Windows on the Sidewalks

There was a time when all the bookstores in Vietnam sold only books serving the ideology of the ruling party. Books of all other thoughts and ideas had been destroyed years ago, but a number of them had survived and later resurfaced on the sidewalks of Saigon.

I was very young and always hungry for a good read. It was my favorite pastime to browse sidewalks for used books, on which I spent nearly all my meager earnings. It was on the sidewalks that I encountered big names and smaller ones in a variety of categories, from classic literature to philosophy, from hardcore science to UFOs and vampires.

I still remember the pleasure of finding a tattered copy of Moby Dick or Jane Eyre, the thrill of Le comte de Monte Cristo, or the shock when exposed to mysticism, parapsychology and UFO tales.
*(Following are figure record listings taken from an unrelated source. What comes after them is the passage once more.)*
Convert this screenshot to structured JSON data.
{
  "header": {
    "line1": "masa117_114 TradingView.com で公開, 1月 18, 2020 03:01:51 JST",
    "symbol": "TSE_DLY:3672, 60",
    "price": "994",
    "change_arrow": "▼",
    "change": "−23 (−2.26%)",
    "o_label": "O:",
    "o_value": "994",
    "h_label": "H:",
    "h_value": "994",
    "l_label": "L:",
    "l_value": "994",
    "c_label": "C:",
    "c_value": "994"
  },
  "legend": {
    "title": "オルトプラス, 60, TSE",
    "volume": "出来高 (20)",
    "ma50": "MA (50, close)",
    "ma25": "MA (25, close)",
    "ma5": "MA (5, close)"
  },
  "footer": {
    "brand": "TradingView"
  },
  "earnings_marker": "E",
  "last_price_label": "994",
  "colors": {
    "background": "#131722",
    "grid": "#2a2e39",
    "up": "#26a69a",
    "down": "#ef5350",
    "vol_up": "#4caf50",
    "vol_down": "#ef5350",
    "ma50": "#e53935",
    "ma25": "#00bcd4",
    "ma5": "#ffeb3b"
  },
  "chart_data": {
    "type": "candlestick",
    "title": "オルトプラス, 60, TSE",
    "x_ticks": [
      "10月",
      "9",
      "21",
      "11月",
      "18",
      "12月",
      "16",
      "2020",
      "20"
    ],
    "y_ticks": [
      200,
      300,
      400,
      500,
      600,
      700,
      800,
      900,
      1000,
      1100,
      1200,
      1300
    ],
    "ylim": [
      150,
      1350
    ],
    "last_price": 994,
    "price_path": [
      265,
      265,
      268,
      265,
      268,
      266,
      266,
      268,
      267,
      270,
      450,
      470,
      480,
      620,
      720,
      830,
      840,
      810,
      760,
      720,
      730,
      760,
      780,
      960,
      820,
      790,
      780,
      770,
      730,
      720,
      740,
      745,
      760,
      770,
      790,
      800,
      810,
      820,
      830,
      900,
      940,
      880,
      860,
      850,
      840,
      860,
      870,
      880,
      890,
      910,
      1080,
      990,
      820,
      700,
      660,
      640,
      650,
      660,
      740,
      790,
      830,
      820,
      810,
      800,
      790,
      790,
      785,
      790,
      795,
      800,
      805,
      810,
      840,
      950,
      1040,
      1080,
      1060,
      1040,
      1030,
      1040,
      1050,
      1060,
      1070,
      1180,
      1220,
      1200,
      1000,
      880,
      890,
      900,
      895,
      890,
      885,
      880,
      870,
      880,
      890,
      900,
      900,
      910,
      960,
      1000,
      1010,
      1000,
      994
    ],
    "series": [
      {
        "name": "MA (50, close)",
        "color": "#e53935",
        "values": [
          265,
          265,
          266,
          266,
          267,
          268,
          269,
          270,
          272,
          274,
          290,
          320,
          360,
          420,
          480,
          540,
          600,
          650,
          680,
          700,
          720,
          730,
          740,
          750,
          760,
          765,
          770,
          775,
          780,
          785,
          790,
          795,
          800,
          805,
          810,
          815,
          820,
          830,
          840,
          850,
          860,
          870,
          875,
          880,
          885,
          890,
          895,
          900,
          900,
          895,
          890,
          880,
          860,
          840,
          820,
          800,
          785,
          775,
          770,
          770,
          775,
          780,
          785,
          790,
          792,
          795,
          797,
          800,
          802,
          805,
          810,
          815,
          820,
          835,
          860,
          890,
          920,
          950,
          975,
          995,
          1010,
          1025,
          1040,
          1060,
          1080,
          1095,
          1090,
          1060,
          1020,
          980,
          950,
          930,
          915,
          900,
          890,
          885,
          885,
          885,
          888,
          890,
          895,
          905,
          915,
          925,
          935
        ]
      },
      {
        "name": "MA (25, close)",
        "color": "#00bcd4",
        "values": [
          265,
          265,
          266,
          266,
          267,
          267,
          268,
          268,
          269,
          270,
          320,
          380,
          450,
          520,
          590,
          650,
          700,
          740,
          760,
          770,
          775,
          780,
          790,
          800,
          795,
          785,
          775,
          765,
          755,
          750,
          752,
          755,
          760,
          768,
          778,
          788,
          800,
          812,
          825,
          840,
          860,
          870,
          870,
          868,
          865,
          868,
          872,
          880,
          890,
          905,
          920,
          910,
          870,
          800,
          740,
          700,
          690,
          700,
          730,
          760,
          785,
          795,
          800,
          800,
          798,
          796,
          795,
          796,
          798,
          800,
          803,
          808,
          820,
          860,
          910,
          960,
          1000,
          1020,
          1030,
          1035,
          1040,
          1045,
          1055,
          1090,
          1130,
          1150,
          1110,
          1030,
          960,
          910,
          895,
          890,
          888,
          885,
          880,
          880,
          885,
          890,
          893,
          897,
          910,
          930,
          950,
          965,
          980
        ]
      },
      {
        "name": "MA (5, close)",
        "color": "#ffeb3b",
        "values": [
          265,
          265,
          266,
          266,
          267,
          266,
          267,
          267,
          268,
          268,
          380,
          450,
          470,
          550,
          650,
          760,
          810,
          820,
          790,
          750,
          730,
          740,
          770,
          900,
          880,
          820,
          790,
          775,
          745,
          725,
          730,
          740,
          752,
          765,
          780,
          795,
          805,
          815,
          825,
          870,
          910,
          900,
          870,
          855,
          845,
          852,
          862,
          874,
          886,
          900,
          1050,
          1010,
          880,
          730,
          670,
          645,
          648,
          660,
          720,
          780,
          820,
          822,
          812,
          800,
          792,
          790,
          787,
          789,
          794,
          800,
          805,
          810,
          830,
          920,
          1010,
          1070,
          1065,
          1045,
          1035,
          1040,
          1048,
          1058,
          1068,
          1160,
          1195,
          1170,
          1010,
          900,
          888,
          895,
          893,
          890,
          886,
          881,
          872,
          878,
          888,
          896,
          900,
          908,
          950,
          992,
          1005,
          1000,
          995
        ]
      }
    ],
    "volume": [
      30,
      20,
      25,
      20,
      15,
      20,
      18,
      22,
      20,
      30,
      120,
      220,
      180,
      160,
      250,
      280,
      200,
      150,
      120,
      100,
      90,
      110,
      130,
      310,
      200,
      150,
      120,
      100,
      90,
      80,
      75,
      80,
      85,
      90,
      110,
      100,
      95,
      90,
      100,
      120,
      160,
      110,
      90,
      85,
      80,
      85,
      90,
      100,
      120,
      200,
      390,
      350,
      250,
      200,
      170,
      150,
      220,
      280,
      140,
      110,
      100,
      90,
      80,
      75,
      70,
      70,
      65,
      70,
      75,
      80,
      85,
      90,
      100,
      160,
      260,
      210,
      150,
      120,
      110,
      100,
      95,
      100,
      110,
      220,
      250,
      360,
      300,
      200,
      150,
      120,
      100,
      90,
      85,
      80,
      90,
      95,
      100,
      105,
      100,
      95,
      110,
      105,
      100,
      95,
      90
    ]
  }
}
But particularly dear to my heart was A. J. Cronin's The Green Years, where I found pieces of myself in the young Robert Shannon and his buddy Gavin Blair. Most Cronin's books were then available in French translations though, and my copy of The Green Years actually bore the title of Les vertes années.

Many years have passed and some books I once was so fond of have lost their appeal to me. Les Misérables, for example, now seems to me lengthy and over-sentimental. Is it because I'm now older, wiser, or simply more insensitive? Nevertheless, I'm forever grateful to the used books of Saigon, which opened my eyes to the outside world. They were my windows on the sidewalks.